Medusa in the Closet
I don’t remember how I got here, but I know I’ll never leave as flesh.
Late nights and early mornings at university hang in the dark circles under my eyes, but it’s been years since then and countless restful sleeps have cured my face of those persistent bruises. Even so, the happy life I thought I led then comes back in flashes, digging in those abandoned trenches. This camera at my feet — long since run out of film — is my lifeline. The mirror is only here to document this.
I see the closet door behind me. Dark wood that fades near the handle, black painted brass handle and lock whose key was buried somewhere in the garden by a senile ancestor who must not have realised it would be needed now more than for whatever stupid game they played. Near the bottom, pale speckled splinters mark where mouse teeth have filled a hundred tiny stomachs a hundred times. Through the widened gap they created I follow her shadow when my sight isn’t occupied with its own depletion.

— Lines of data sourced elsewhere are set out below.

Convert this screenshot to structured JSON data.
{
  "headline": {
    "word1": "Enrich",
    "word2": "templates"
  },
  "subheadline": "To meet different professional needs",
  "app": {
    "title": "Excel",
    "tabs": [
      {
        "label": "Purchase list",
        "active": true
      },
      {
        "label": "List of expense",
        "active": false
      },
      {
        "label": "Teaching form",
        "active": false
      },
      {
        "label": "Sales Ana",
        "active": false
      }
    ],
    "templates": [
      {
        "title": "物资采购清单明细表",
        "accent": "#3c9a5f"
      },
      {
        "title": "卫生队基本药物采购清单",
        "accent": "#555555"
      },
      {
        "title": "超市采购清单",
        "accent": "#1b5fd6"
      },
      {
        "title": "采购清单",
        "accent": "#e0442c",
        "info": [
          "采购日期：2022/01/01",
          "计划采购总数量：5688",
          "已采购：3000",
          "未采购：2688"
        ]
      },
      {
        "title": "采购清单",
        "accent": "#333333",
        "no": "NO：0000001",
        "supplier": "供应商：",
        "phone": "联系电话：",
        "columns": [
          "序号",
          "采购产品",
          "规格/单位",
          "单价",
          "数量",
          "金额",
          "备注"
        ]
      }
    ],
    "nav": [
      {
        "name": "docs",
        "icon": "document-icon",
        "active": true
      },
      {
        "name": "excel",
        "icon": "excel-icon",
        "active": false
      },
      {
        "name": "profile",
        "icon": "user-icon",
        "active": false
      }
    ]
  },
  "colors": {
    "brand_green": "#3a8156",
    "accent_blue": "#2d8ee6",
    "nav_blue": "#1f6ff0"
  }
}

Her. I caught her. And the world will never know.
I watch the world lying down, my cheek to the dusty floorboard marking out a space to go numb, and then eventually die in. The mirror lies lengthways in front of me, propped up on the column of a fireplace that hasn’t been lit since my last good sleep. I’m given enough time to be cold, not to remedy it.
Sometimes I drift off, soothed by the soft wind whistling through the cracks in old windows. The front door creaks open and shut, sometimes slamming, sometimes clicking closed in time with the lullaby the house sings to me, deceiving me that all is as well as it always has been. I was a child in this house, after all, when there were no monsters yet.
An hourglass used to occupy the mantle above the fireplace. Its contents now whirl around me, dancing in the intrusive breeze. I avert my gaze when it begins. Blindness would only help me for a short while. Behind me, the closet looms all solid and still, not needing sleep. I used to hide in there. Now full of coats older than life itself and shoes which hadn’t seen a pair of feet in a decade or longer, it holds a beast.
Sometimes the latch clicks, her shadow stills, and silent as death it opens, and so do my eyes. In any state of rest I reach for the camera and fumble until my fingers find the button. I aim it at my own reflection, but the flash resounds loud enough to scare her back into hiding.
I know I can not stay awake forever. I know that soon my lashes will fall without my permission, my limbs will disobey me, and my blood will run cold. I know that when that happens she will be free to run loose through a door that I can’t waste time closing. I am saving the world, until I fall asleep. I shoulder Atlas’ burden with my shoulder to the floor. Except gods, like doors, don’t need sleep.
Behind me she is laying down as well. A snake or two sneaks through the gap to watch me. She has spies, I have none. They will tell her when to strike.
I push myself to sitting and put my head in my hands. The camera rests between my knees, begging to be fed with film and be put to use, but I only wipe the hourglass’ contents from my face and wonder if, behind the white flashes, she might have been beautiful once or if she is even now. I didn’t get a chance to see before she hid. Maybe I will, in the subtle space between waking and sleeping. Maybe I won’t even see the snakes, just two eyes, and a face I would have liked to waste a few reels of film on, in other circumstances.
My knees begin to numb, and I shift up to a more comfortable position, imagining being found this way but as stone. I wouldn’t make for a pretty statue like this, so I cross my legs instead and straighten my back. The black beady eyes and shimmering heads of the snakes point out the faults in my posture. She whispers something to them, muffled by the coats. I imagine she approves, but wish I had something to cover me. Even if a coat can’t warm a piece of stone back to life, it would make the going easier.
My stomach twists in hunger. Hers does, too. I hear it. It sounds like thunder and a salty spray of foam smashing on a cliff’s face, fizzling out and falling, then renewing again. A white flash that has carved away these ridges, still gnawing at them.
She has given me enough time to realise I am going to die here, but not enough to be fine with it.
When it happens, it’s still a shock.
I was right. A snapshot of her eyes and nothing more serves me a mercy when she catches me disarmed. I will be discovered with that smile on my face. Not a work of art and certainly not beautiful, but onlookers may imagine I went out with one in my sight. I wonder if she will look beyond me when she’s done with me, and see herself, and think the same.